Don't knock - unless you have pizza

Photo: ODT files
Photo: ODT files
It was three in the afternoon and I was curled up in bed, feeling rather dusty and full of self-pity. I lay there, cradling a half-empty pizza box, wishing sleep would overtake me and cure me of my hangover. Then came the knock at the door.

Thinking it might be one of my flatmate's friends, I dragged myself out of bed and opened the door. There stood a short, colourless man, backed by two equally colourless boys. They stared at me with their grey eyes, wet blonde hair plastered to their faces.

I felt a thrill of horror run through me. You see, they weren't my flatmate's friends. They weren't plumbers or electricians. They weren't men in black, or emissaries from my landlord. They were door-to-door preachers and there I was, frozen like a deer in the headlights.

In hindsight, I probably should have politely but firmly closed the door and gone back to bed. But instead I stood there and listened to a 20-minute sermon, full of fire, brimstone and judgement. As the daughter of a pretty hard-core fundamentalist minister, I've heard it all before. But I found the presumptuous manner of the man, and his throwaway comments about how people who committed suicide go straight to hell deeply offensive.

If you have lived in any major community, you've probably encountered door-to-door proselytising in one form or another. From Jehovah's Witnesses to the Church of the Latter Day Saints, door-knockers are employed by many denominations and churches to increase awareness. But honestly, they're really annoying.

For a start, they're downright invasive. Often people feel too polite to tell the door-knocker to leave, and a certain sense of anxiety kicks in. The home is a deeply personal space, and the audacity of these people is astounding.

Secondly, New Zealand is an incredibly multicultural country. Door-to-door preaching fails to address the cultural differences and misunderstandings between people. It can cause individuals of different religions to feel judged, scrutinised or harassed.

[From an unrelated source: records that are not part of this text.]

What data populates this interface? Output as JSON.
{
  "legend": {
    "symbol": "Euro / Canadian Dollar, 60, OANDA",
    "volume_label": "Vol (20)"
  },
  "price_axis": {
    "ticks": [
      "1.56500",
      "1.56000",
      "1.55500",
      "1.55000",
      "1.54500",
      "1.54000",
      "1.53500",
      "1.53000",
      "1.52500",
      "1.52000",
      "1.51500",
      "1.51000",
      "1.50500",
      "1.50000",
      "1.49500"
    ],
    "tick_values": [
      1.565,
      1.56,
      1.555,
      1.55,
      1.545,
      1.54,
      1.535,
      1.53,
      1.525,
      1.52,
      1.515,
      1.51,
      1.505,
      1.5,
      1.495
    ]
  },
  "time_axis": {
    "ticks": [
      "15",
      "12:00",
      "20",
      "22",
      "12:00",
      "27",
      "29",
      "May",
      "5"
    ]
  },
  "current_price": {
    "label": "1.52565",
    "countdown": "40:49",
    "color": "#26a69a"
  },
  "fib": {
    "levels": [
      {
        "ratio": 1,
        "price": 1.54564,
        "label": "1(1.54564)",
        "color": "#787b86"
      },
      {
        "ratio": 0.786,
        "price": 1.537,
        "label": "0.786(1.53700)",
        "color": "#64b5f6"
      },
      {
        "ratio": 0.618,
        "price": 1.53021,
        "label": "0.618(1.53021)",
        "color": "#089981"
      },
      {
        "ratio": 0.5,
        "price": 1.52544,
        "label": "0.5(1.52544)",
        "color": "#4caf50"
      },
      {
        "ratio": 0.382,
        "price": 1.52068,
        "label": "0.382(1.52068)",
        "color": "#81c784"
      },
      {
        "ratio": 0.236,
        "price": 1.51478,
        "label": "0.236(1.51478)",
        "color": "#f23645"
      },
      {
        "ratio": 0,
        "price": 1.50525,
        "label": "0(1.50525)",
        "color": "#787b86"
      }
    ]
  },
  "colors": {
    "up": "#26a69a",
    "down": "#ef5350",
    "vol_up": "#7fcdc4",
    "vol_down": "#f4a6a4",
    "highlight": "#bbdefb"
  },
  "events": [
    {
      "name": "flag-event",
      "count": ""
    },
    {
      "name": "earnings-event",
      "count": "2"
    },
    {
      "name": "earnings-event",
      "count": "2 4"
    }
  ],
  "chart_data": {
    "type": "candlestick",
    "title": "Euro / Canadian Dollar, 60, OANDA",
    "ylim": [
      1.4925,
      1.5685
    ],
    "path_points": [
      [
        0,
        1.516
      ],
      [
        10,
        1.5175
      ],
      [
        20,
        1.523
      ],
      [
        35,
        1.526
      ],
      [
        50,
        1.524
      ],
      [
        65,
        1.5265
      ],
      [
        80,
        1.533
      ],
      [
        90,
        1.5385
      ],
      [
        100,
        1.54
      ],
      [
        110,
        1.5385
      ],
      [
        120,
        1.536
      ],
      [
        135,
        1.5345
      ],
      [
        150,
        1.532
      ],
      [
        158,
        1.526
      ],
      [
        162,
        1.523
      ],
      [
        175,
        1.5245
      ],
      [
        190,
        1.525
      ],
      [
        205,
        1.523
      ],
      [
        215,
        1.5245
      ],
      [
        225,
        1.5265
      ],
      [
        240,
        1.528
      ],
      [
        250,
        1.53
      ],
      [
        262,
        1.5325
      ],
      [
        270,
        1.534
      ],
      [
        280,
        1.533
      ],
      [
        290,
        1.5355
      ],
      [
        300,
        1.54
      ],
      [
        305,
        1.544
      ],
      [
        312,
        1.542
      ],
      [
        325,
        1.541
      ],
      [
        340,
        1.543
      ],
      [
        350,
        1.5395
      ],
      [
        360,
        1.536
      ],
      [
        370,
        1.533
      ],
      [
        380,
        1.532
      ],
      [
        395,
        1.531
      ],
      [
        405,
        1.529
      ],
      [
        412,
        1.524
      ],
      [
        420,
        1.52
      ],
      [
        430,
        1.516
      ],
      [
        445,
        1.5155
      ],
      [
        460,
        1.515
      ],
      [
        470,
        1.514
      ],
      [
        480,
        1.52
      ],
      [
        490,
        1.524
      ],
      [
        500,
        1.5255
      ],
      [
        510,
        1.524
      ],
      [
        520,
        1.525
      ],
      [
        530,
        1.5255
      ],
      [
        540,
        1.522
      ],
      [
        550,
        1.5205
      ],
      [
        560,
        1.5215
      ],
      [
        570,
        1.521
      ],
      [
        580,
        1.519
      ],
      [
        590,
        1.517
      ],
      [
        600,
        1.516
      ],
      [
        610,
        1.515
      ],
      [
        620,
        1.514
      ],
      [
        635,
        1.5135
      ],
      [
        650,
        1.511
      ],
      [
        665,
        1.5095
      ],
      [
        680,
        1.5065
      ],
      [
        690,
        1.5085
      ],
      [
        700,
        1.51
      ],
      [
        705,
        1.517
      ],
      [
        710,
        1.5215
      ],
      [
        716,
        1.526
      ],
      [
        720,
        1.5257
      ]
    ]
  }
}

Moreover, there's no real evidence to indicate that door-to-door preaching actually works. Faith is a personal issue for people, and door-to-door exchanges often become high-pressure situations, imparting bad press to the church in question and leaving the homeowner with a bad taste in their mouth.

No-one wants a condescending speech about how they're a liar and deserving of an eternity of agony. No one wants to be told that due to their sexuality, they're damned. Instead, they'd like to hear how their local churches are helping the community. Human connections and church communities are built on a mutual love of Christ, care and understanding, not fear and invasiveness.

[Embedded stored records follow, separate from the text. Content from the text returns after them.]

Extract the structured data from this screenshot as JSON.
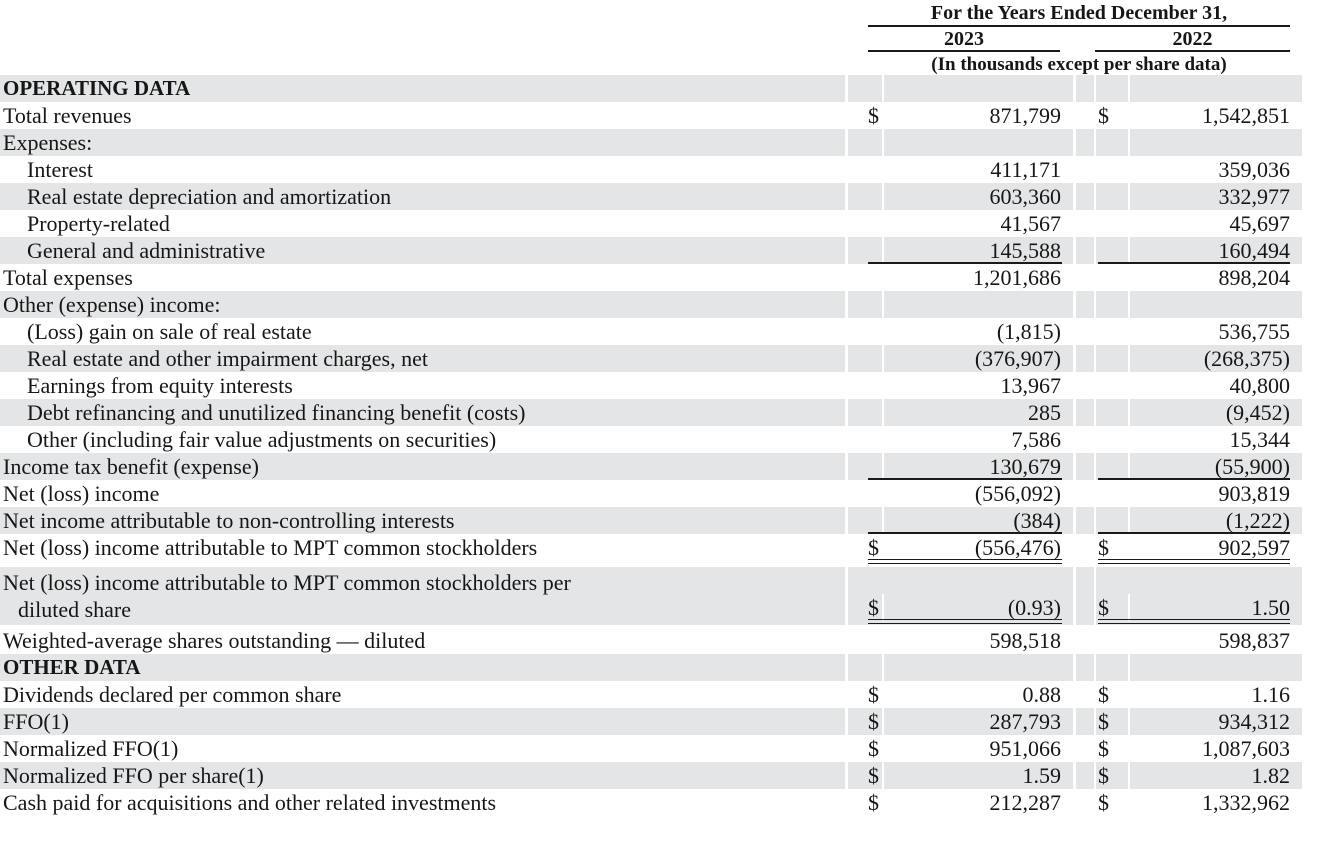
{
  "table": {
    "header": {
      "period_label": "For the Years Ended December 31,",
      "col_2023": "2023",
      "col_2022": "2022",
      "units_note": "(In thousands except per share data)"
    },
    "colors": {
      "row_shade": "#e4e5e6",
      "text": "#161616",
      "rule": "#1a1a1a",
      "background": "#ffffff"
    },
    "rows": [
      {
        "label": "OPERATING DATA",
        "section": true,
        "shaded": true,
        "d2023": "",
        "v2023": "",
        "d2022": "",
        "v2022": ""
      },
      {
        "label": "Total revenues",
        "shaded": false,
        "d2023": "$",
        "v2023": "871,799",
        "d2022": "$",
        "v2022": "1,542,851"
      },
      {
        "label": "Expenses:",
        "shaded": true,
        "d2023": "",
        "v2023": "",
        "d2022": "",
        "v2022": ""
      },
      {
        "label": "Interest",
        "indent": true,
        "shaded": false,
        "d2023": "",
        "v2023": "411,171",
        "d2022": "",
        "v2022": "359,036"
      },
      {
        "label": "Real estate depreciation and amortization",
        "indent": true,
        "shaded": true,
        "d2023": "",
        "v2023": "603,360",
        "d2022": "",
        "v2022": "332,977"
      },
      {
        "label": "Property-related",
        "indent": true,
        "shaded": false,
        "d2023": "",
        "v2023": "41,567",
        "d2022": "",
        "v2022": "45,697"
      },
      {
        "label": "General and administrative",
        "indent": true,
        "shaded": true,
        "rule": "single",
        "d2023": "",
        "v2023": "145,588",
        "d2022": "",
        "v2022": "160,494"
      },
      {
        "label": "Total expenses",
        "shaded": false,
        "d2023": "",
        "v2023": "1,201,686",
        "d2022": "",
        "v2022": "898,204"
      },
      {
        "label": "Other (expense) income:",
        "shaded": true,
        "d2023": "",
        "v2023": "",
        "d2022": "",
        "v2022": ""
      },
      {
        "label": "(Loss) gain on sale of real estate",
        "indent": true,
        "shaded": false,
        "d2023": "",
        "v2023": "(1,815)",
        "d2022": "",
        "v2022": "536,755"
      },
      {
        "label": "Real estate and other impairment charges, net",
        "indent": true,
        "shaded": true,
        "d2023": "",
        "v2023": "(376,907)",
        "d2022": "",
        "v2022": "(268,375)"
      },
      {
        "label": "Earnings from equity interests",
        "indent": true,
        "shaded": false,
        "d2023": "",
        "v2023": "13,967",
        "d2022": "",
        "v2022": "40,800"
      },
      {
        "label": "Debt refinancing and unutilized financing benefit (costs)",
        "indent": true,
        "shaded": true,
        "d2023": "",
        "v2023": "285",
        "d2022": "",
        "v2022": "(9,452)"
      },
      {
        "label": "Other (including fair value adjustments on securities)",
        "indent": true,
        "shaded": false,
        "d2023": "",
        "v2023": "7,586",
        "d2022": "",
        "v2022": "15,344"
      },
      {
        "label": "Income tax benefit (expense)",
        "shaded": true,
        "rule": "single",
        "d2023": "",
        "v2023": "130,679",
        "d2022": "",
        "v2022": "(55,900)"
      },
      {
        "label": "Net (loss) income",
        "shaded": false,
        "d2023": "",
        "v2023": "(556,092)",
        "d2022": "",
        "v2022": "903,819"
      },
      {
        "label": "Net income attributable to non-controlling interests",
        "shaded": true,
        "rule": "single",
        "d2023": "",
        "v2023": "(384)",
        "d2022": "",
        "v2022": "(1,222)"
      },
      {
        "label": "Net (loss) income attributable to MPT common stockholders",
        "shaded": false,
        "rule": "double",
        "d2023": "$",
        "v2023": "(556,476)",
        "d2022": "$",
        "v2022": "902,597"
      },
      {
        "label": "Net (loss) income attributable to MPT common stockholders per",
        "label2": "diluted share",
        "shaded": true,
        "rule": "double",
        "d2023": "$",
        "v2023": "(0.93)",
        "d2022": "$",
        "v2022": "1.50"
      },
      {
        "label": "Weighted-average shares outstanding — diluted",
        "shaded": false,
        "d2023": "",
        "v2023": "598,518",
        "d2022": "",
        "v2022": "598,837"
      },
      {
        "label": "OTHER DATA",
        "section": true,
        "shaded": true,
        "d2023": "",
        "v2023": "",
        "d2022": "",
        "v2022": ""
      },
      {
        "label": "Dividends declared per common share",
        "shaded": false,
        "d2023": "$",
        "v2023": "0.88",
        "d2022": "$",
        "v2022": "1.16"
      },
      {
        "label": "FFO(1)",
        "shaded": true,
        "d2023": "$",
        "v2023": "287,793",
        "d2022": "$",
        "v2022": "934,312"
      },
      {
        "label": "Normalized FFO(1)",
        "shaded": false,
        "d2023": "$",
        "v2023": "951,066",
        "d2022": "$",
        "v2022": "1,087,603"
      },
      {
        "label": "Normalized FFO per share(1)",
        "shaded": true,
        "d2023": "$",
        "v2023": "1.59",
        "d2022": "$",
        "v2022": "1.82"
      },
      {
        "label": "Cash paid for acquisitions and other related investments",
        "shaded": false,
        "d2023": "$",
        "v2023": "212,287",
        "d2022": "$",
        "v2022": "1,332,962"
      }
    ]
  }
}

So there you have it. After I admitted that my father was a Presbyterian minister and that I was ''frankly sick of religion'', the man and his two sons gave up on me, and awkwardly shuffled away. I guess there's some consolation in the fact their long exchange with me had potentially given my neighbours the chance to escape.

-Jean Balchin is an English student at the University of Otago.

 

Comments

A few things incorrect. Jehovah's Witnesses were not the one calling on the lady here. We know hell is only the grave and no one can possibly be tortured. For another, house to house is how first century Christians did it and is still the best way to reach people. Roughly half a million become Witnesses each year. So yes, it works as Acts 20:20 tells anyone. We have shortened our message because time is precious. 5 minutes normally. Our message is hope from God's Kingdom, the heavenly based government. We show from the Bible what it will do for all earth. That is something others simply cannot do. They do not have the Biblical knowledge and understanding.

That hits your eye like a big pizza pie. It is interpretative knowledge. Missionaries are welcome if they leave dogma outside, discuss the Synoptics and not O.T

No one has all the answers, and 'Stan' is an ancient figure of myth.